After their child receives an assessment and diagnosis, some parents expressed that they’re unsure what to do next. The CMHC survey quotes a parent as saying, “Everything is on your own. You are given nothing that says what the next step is or how to get help.” This makes it hard for parents to find the right services for their children and determine the programs they qualify for, causing delays in treatment for children.

Need for more complex services

Another challenge parents face is their child may require more than one type of service. For example, in addition to a mental health issue like depression, perhaps their child also has autism or an intellectual disability. The CMHC survey states, “Parents also found it hard to find specialized services for children with complex or unique needs, such as cognitive impairments, histories of aggression or health challenges.” Many service providers may also be wary of serving children who display aggressive behavior.

Fraser helps you navigate next steps

The good news for Minnesota parents is Fraser offers answers to many of these problems. After your child receives a mental health evaluation at Fraser, we walk you through possible next steps. Parents receive a report with our findings. We may provide you with a diagnosis, identify treatment options and make recommendations for services. You won’t be stuck wondering about the next step because we provide you with options and offer a large array of children’s mental health services at Fraser.
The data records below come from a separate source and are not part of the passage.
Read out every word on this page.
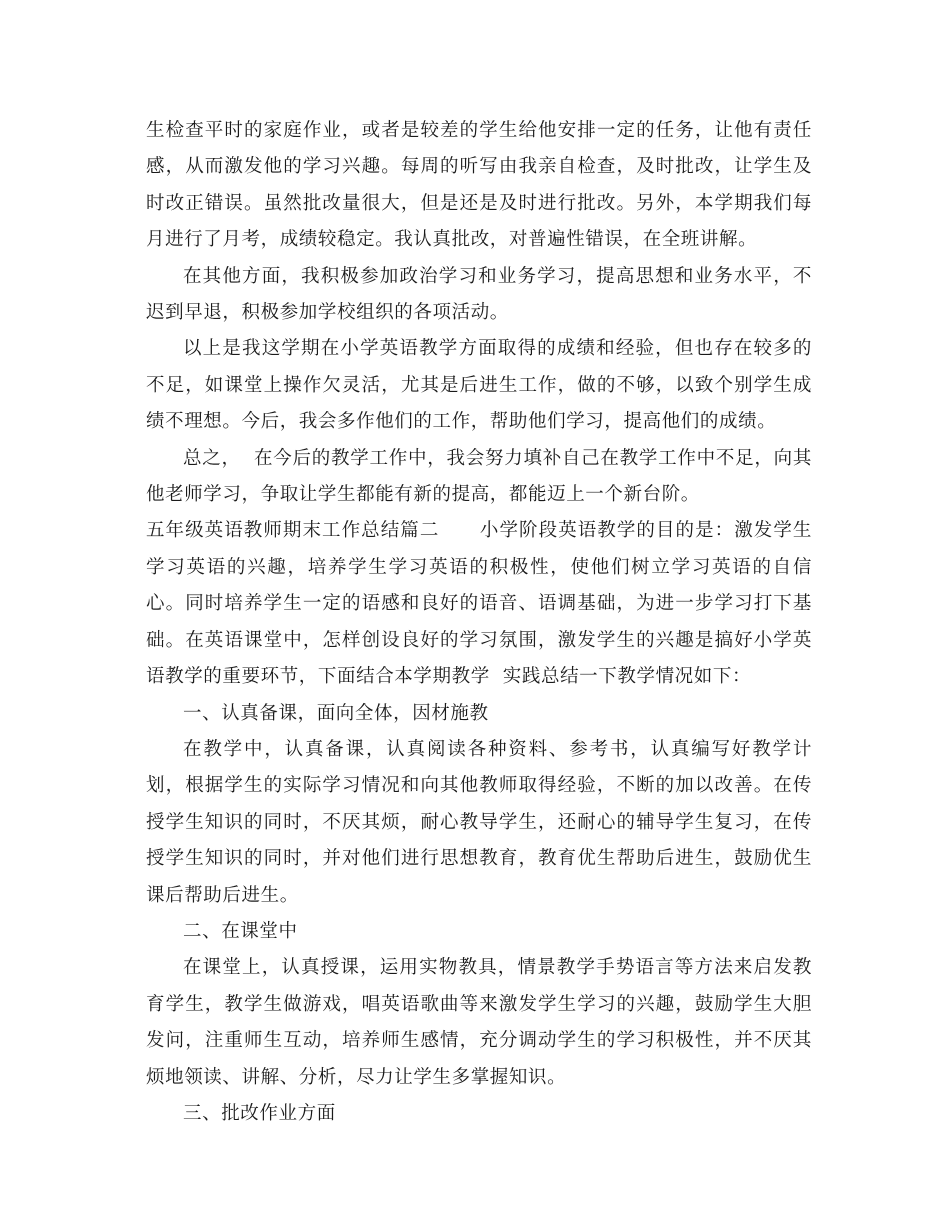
生检查平时的家庭作业，或者是较差的学生给他安排一定的任务，让他有责任感，从而激发他的学习兴趣。每周的听写由我亲自检查，及时批改，让学生及时改正错误。虽然批改量很大，但是还是及时进行批改。另外，本学期我们每月进行了月考，成绩较稳定。我认真批改，对普遍性错误，在全班讲解。

在其他方面，我积极参加政治学习和业务学习，提高思想和业务水平，不迟到早退，积极参加学校组织的各项活动。

以上是我这学期在小学英语教学方面取得的成绩和经验，但也存在较多的不足，如课堂上操作欠灵活，尤其是后进生工作，做的不够，以致个别学生成绩不理想。今后，我会多作他们的工作，帮助他们学习，提高他们的成绩。

总之，  在今后的教学工作中，我会努力填补自己在教学工作中不足，向其他老师学习，争取让学生都能有新的提高，都能迈上一个新台阶。

五年级英语教师期末工作总结篇二 小学阶段英语教学的目的是：激发学生学习英语的兴趣，培养学生学习英语的积极性，使他们树立学习英语的自信心。同时培养学生一定的语感和良好的语音、语调基础，为进一步学习打下基础。在英语课堂中，怎样创设良好的学习氛围，激发学生的兴趣是搞好小学英语教学的重要环节，下面结合本学期教学  实践总结一下教学情况如下：

一、认真备课，面向全体，因材施教

在教学中，认真备课，认真阅读各种资料、参考书，认真编写好教学计划，根据学生的实际学习情况和向其他教师取得经验，不断的加以改善。在传授学生知识的同时，不厌其烦，耐心教导学生，还耐心的辅导学生复习，在传授学生知识的同时，并对他们进行思想教育，教育优生帮助后进生，鼓励优生课后帮助后进生。

二、在课堂中

在课堂上，认真授课，运用实物教具，情景教学手势语言等方法来启发教育学生，教学生做游戏，唱英语歌曲等来激发学生学习的兴趣，鼓励学生大胆发问，注重师生互动，培养师生感情，充分调动学生的学习积极性，并不厌其烦地领读、讲解、分析，尽力让学生多掌握知识。

三、批改作业方面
We specialize in serving children with complex needs

Our staff has expertise in helping people with many different diagnoses. That makes us uniquely qualified to serve children with co-occurring conditions and complex or unique needs.

Case managers help you find the services your family needs

The CMHC survey also states, “Support from trained professionals made a tremendous difference to families seeking mental health services.” Fraser Case Management helps families access and navigate the complex medical and mental health system. Our case managers connect families to medical, social, educational, financial, and other needed services that support mental health.

Children are struggling with their mental health, and parents face challenges accessing crucial mental health services. Fraser has served children with complex mental and physical needs for more than 85 years. We can help families find answers, walk you through next steps and work with you to create an individualized care plan. Our care also evolves with you and your child throughout a lifetime.